The whole library is organized as a set of small components, which can be combined to produce the most effective pipeline. All components are based on node.js
[streams](http://nodejs.org/api/stream.html), and [events](http://nodejs.org/api/events.html). They implement all required standard APIs. It is easy to add your
own components to solve your unique tasks.
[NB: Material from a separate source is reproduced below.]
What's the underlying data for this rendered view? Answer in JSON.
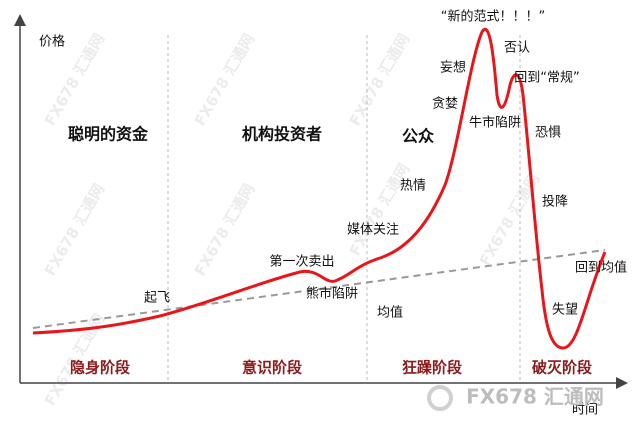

The code of all components is compact and simple. Please take a look at their source code to see how things are implemented, so you can produce your own components
in no time.

Obviously, if a bug is found, or a way to simplify existing components, or new generic components are created, which can be reused in a variety of projects,
don't hesitate to open a ticket, and/or create a pull request.

## Release History

- 1.7.4 *updated dependency (`stream-chain`), bugfix: inconsistent object/array braces. Thx [Xiao Li](https://github.com/xli1000).*
- 1.7.3 *added an assembler option to treat numbers as strings.*
- 1.7.2 *added an error check for JSONL parsing. Thx [Marc-Andre Boily](https://github.com/maboily).*
- 1.7.1 *minor bugfix and improved error reporting.*
- 1.7.0 *added `utils/Utf8Stream` to sanitize `utf8` input, all parsers support it automatically. Thx [john30](https://github.com/john30) for the suggestion.*
- 1.6.1 *the technical release, no need to upgrade.*
- 1.6.0 *added `jsonl/Parser` and `jsonl/Stringer`.*
- 1.5.0 *`Disassembler` and streamers now follow `JSON.stringify()` and `JSON.parse()` protocols respectively including `replacer` and `reviver`.*
- 1.4.1 *bugfix: `Stringer` with `makeArray` should produce empty array if no input.*
- 1.4.0 *added `makeArray` functionality to `Stringer`. Thx all who asked for it!*
- 1.3.3 *bugfix: very large/infinite streams with garbage didn't fail. Thx [Arne Marschall](https://github.com/Disco1267).*
- 1.3.2 *bugfix: filters could fail with packed-only token streams. Thx [Trey Brisbane](https://github.com/treybrisbane).*
- 1.3.1 *bugfix: reverted the last bugfix in `Verifier`, a bugfix in tests, thx [Guillermo Ares](https://github.com/guillermoares).*
- 1.3.0 *added `Batch`, a bugfix in `Verifier`.*
- 1.2.1 *the technical release.*
- 1.2.0 *added `Verifier`.*
- 1.1.4 *fixed `Filter` going haywire, thx [@codebling](https://github.com/codebling).*
- 1.1.3 *fixed `Parser` streaming numbers when shouldn't, thx [Grzegorz Lachowski](https://github.com/gregolsky).*
- 1.1.2 *fixed `Stringer` not escaping some symbols, thx [Pavel Bardov](https://github.com/pbardov).*
- 1.1.1 *minor updates in docs and comments.*
- 1.1.0 *added `Disassembler`.*
- 1.0.3 *minor tweaks, added TypeScript typings and the badge.*
- 1.0.2 *minor tweaks, documentation improvements.*
- 1.0.1 *reorg to fix export problems.*
- 1.0.0 *the first 1.0 release.*
- 0.6.1 *the technical release.*
- 0.6.0 *added Stringer to convert event streams back to JSON.*
- 0.5.3 *bug fix to allow empty JSON Streaming.*
- 0.5.2 *bug fixes in `Filter`.*
- 0.5.1 *corrected README.*
- 0.5.0 *added support for [JSON Streaming](https://en.wikipedia.org/wiki/JSON_Streaming).*
- 0.4.2 *refreshed dependencies.*
- 0.4.1 *added `StreamObject` by [Sam Noedel](https://github.com/delta62).*
- 0.4.0 *new high-performant Combo component, switched to the previous parser.*
- 0.3.0 *new even faster parser, bug fixes.*
- 0.2.2 *refreshed dependencies.*
- 0.2.1 *added utilities to filter objects on the fly.*
- 0.2.0 *new faster parser, formal unit tests, added utilities to assemble objects on the fly.*
- 0.1.0 *bug fixes, more documentation.*
- 0.0.5 *bug fixes.*
- 0.0.4 *improved grammar.*
- 0.0.3 *the technical release.*
- 0.0.2 *bug fixes.*
- 0.0.1 *the initial release.*